Lincoln jerks backward, clawing at his face with both hands. “I can’t see! There’s glass in my eyes!”
Behind us, the triangular silhouette wavers against the light, then a taller shadow joins it. The pack will be after us again in seconds. With a violent yank on the gear lever, I manhandle the transmission into reverse.
“Get down,” I yell, “they’re going to shoot again.”
“What are you doing?” Lincoln cries. “Get to the river!”
“We won’t make it.
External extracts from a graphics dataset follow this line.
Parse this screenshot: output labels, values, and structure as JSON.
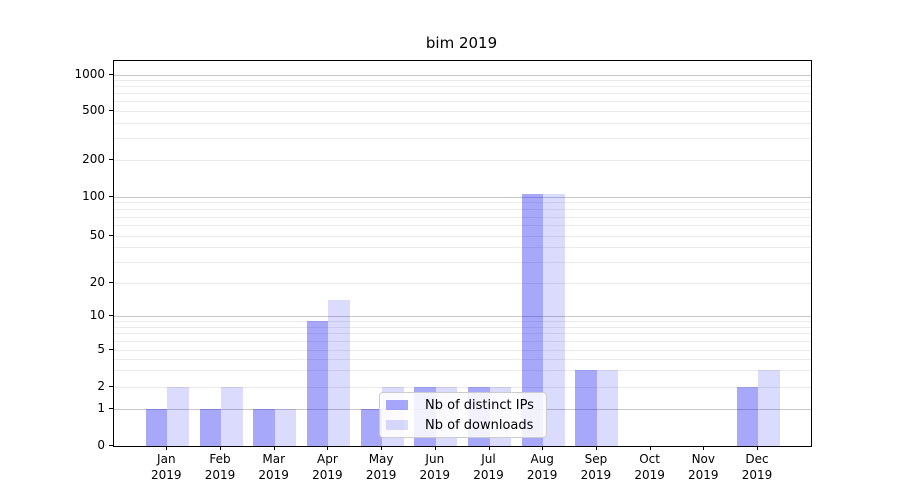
{
  "title": "bim 2019",
  "legend": {
    "items": [
      {
        "label": "Nb of distinct IPs",
        "key": "distinct-ips",
        "color": "rgba(0,0,240,0.34)"
      },
      {
        "label": "Nb of downloads",
        "key": "downloads",
        "color": "rgba(0,0,240,0.14)"
      }
    ]
  },
  "axis": {
    "y_tick_labels": [
      "0",
      "1",
      "2",
      "5",
      "10",
      "20",
      "50",
      "100",
      "200",
      "500",
      "1000"
    ],
    "x_tick_months": [
      "Jan",
      "Feb",
      "Mar",
      "Apr",
      "May",
      "Jun",
      "Jul",
      "Aug",
      "Sep",
      "Oct",
      "Nov",
      "Dec"
    ],
    "x_tick_year": "2019"
  },
  "chart_data": {
    "type": "bar",
    "title": "bim 2019",
    "categories": [
      "Jan 2019",
      "Feb 2019",
      "Mar 2019",
      "Apr 2019",
      "May 2019",
      "Jun 2019",
      "Jul 2019",
      "Aug 2019",
      "Sep 2019",
      "Oct 2019",
      "Nov 2019",
      "Dec 2019"
    ],
    "series": [
      {
        "name": "Nb of distinct IPs",
        "values": [
          1,
          1,
          1,
          9,
          1,
          2,
          2,
          105,
          3,
          0,
          0,
          2
        ]
      },
      {
        "name": "Nb of downloads",
        "values": [
          2,
          2,
          1,
          14,
          2,
          2,
          2,
          105,
          3,
          0,
          0,
          3
        ]
      }
    ],
    "xlabel": "",
    "ylabel": "",
    "yscale": "symlog",
    "yticks": [
      0,
      1,
      2,
      5,
      10,
      20,
      50,
      100,
      200,
      500,
      1000
    ],
    "ylim": [
      0,
      1300
    ],
    "grid": "horizontal major and minor gridlines",
    "legend_position": "inside lower-center",
    "colors": {
      "bar_distinct_ips": "rgba(0,0,240,0.34)",
      "bar_downloads": "rgba(0,0,240,0.14)",
      "grid_major": "#c8c8c8",
      "grid_minor": "#ebebeb",
      "spine": "#000000",
      "background": "#ffffff"
    }
  }
}
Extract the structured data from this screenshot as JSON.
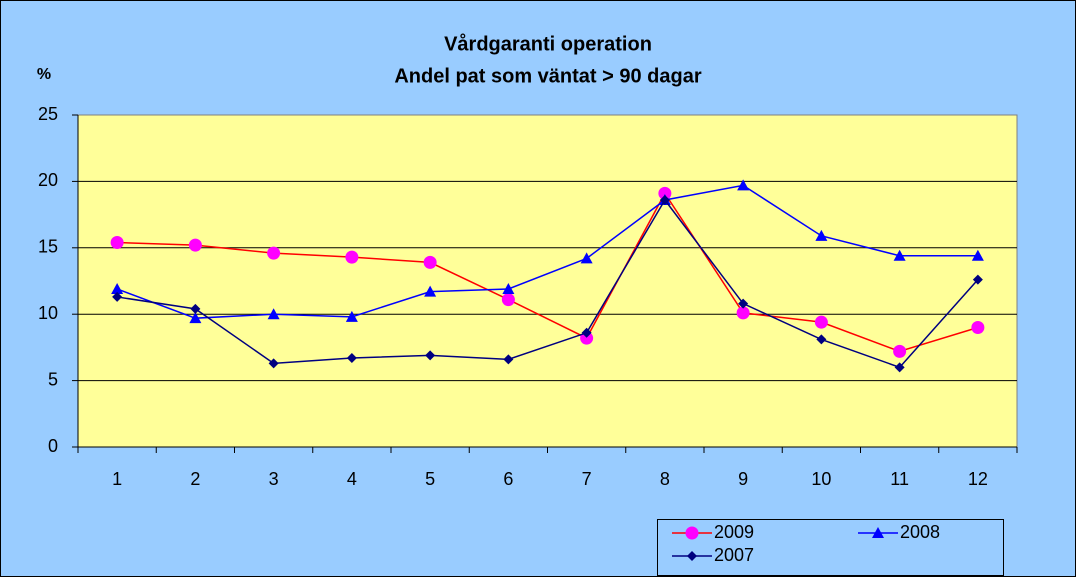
{
  "chart_data": {
    "type": "line",
    "title": "Vårdgaranti operation",
    "subtitle": "Andel pat som väntat > 90 dagar",
    "y_label": "%",
    "categories": [
      1,
      2,
      3,
      4,
      5,
      6,
      7,
      8,
      9,
      10,
      11,
      12
    ],
    "series": [
      {
        "name": "2009",
        "color": "#ff0000",
        "marker_color": "#ff00ff",
        "marker": "circle",
        "values": [
          15.4,
          15.2,
          14.6,
          14.3,
          13.9,
          11.1,
          8.2,
          19.1,
          10.1,
          9.4,
          7.2,
          9.0
        ]
      },
      {
        "name": "2008",
        "color": "#0000ff",
        "marker_color": "#0000ff",
        "marker": "triangle",
        "values": [
          11.9,
          9.7,
          10.0,
          9.8,
          11.7,
          11.9,
          14.2,
          18.6,
          19.7,
          15.9,
          14.4,
          14.4
        ]
      },
      {
        "name": "2007",
        "color": "#000080",
        "marker_color": "#000080",
        "marker": "diamond",
        "values": [
          11.3,
          10.4,
          6.3,
          6.7,
          6.9,
          6.6,
          8.6,
          18.6,
          10.8,
          8.1,
          6.0,
          12.6
        ]
      }
    ],
    "ylim": [
      0,
      25
    ],
    "yticks": [
      0,
      5,
      10,
      15,
      20,
      25
    ],
    "grid": true,
    "legend": "bottom-right"
  }
}
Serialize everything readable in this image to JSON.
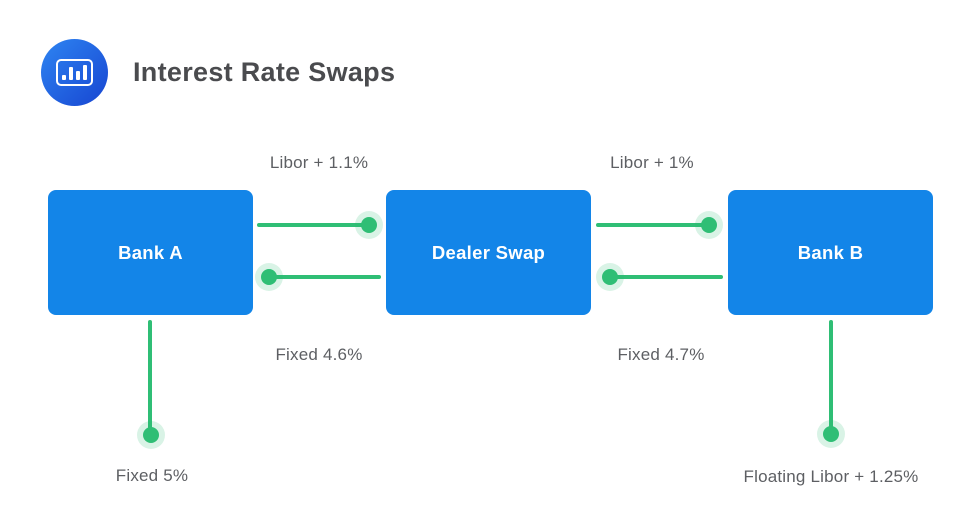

Get down!”
When I jam the gas pedal to the floor, Lincoln covers his head with both hands and rolls onto the floor. Heeding my own warning, I slide as far down as I can without losing sight of my target. The Harvester gains speed, and the air rushing through the side door builds to a buffeting wind inside the cab.
The bikers don’t realize what’s happening until it’s too late to get out of the road, but Snake hears us. The silhouette stutters against the lights, doubles in height as Snake struggles to his feet, but before he takes two steps our rear bumper plows him over at fifty miles per hour. The heavy metal Harvester doesn’t even slow down until it smashes into the first Harley. The momentum of the old truck carries implacable force, and three motorcycles crumple in the face of it. After the fourth collision, the Harvester finally judders to a stop.
Screams of rage and pain reach my ears, but before anyone has time to react, I shift back into first and floor the accelerator again.
“What happened?” Lincoln croaks from the backseat.
“Snake’s dead.”
“You saw him go down?”
“He’s gone. Obliterated. How bad are you hit? Can you get to the boat?”
“I think something clipped my lung . . . can’t breathe right. How close are we to the river?”
“Close.”
“Don’t go too fast. The last thirty yards top a little berm, and there’s nothing but river after that.”
It takes inhuman restraint to slow the Harvester, but as I battle the fear coursing through my body, I remember Colonel Eklund describing my father’s actions in Korea. If Dad could do what he did in the face of almost certain death, then I can ignore what’s behind us and slow down to keep from launching us into the river.
“See any lights behind us?” Lincoln asks in a hoarse voice.
“Not yet. Do they know Snake has a boat out here?”
“I don’t know. Let’s pray that boat was Snake’s ace in the hole. Maybe they think they have us penned against the river.”
Without warning the truck tops a rise and the Mississippi River appears like the dark edge of an ocean. I kick the brake pedal, then ease back enough so as not to skid, and finally the old truck shudders to a stop.
“Where’s the boat?” I ask.
“It was tied to a tree this afternoon. Look to your left.”
Sure enough, about thirty yards downstream, I see gleaming chrome rails bobbing in the powerful current.
“Can you make it if I bring the woman?” I ask.
“I’ll make it. Is she alive?”
“I don’t know. Yell out if you need help.”